In the decade or so since its formation, Brookfield has grown its cash flow per share at an 18% compound annual rate, enabling it to increase its dividend at an 11% yearly pace over that period. Brookfield has enough expansion projects and other growth initiatives under way to increase its payout by 5% to 9% annually over the next five years, making it an excellent option for yield-seeking investors.

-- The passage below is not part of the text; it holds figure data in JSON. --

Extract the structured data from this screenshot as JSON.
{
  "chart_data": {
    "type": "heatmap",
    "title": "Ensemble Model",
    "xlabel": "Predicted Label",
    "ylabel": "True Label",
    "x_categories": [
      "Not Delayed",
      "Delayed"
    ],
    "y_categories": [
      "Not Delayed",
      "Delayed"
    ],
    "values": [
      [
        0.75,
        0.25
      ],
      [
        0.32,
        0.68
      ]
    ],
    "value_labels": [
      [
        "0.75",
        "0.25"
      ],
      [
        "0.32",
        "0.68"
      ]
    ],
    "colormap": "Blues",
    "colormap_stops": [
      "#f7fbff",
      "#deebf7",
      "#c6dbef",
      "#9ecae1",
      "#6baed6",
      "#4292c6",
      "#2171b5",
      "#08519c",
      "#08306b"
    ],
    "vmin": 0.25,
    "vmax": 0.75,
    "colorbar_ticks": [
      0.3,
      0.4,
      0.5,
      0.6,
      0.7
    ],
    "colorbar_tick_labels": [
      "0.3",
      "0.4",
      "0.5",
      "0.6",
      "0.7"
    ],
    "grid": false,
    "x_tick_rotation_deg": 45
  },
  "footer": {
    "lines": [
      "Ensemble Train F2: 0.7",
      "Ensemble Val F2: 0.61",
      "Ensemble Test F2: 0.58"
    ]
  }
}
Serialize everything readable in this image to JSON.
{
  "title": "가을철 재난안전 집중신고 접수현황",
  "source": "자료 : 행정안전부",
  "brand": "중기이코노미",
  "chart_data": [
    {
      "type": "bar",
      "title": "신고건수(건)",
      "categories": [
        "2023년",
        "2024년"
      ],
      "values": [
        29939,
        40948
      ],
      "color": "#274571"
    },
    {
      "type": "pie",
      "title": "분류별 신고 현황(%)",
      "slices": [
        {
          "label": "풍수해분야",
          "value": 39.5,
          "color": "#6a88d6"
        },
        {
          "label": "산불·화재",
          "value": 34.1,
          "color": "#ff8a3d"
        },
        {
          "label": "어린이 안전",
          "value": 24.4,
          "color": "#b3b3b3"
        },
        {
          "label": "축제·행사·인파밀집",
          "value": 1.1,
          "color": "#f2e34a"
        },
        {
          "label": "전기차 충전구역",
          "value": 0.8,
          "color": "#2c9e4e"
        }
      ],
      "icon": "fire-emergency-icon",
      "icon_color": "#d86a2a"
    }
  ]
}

That's because Brookfield's businesses deliver consistent and predictable income in just about any economic environment. They're critical to modern life, and are going to be even more in demand as the global urban middle class expands.

Brookfield's shares may not be screaming bargains right now, but they seem priced to reward patient long-term investors. (The Motley Fool has recommended Brookfield Infrastructure Partners.)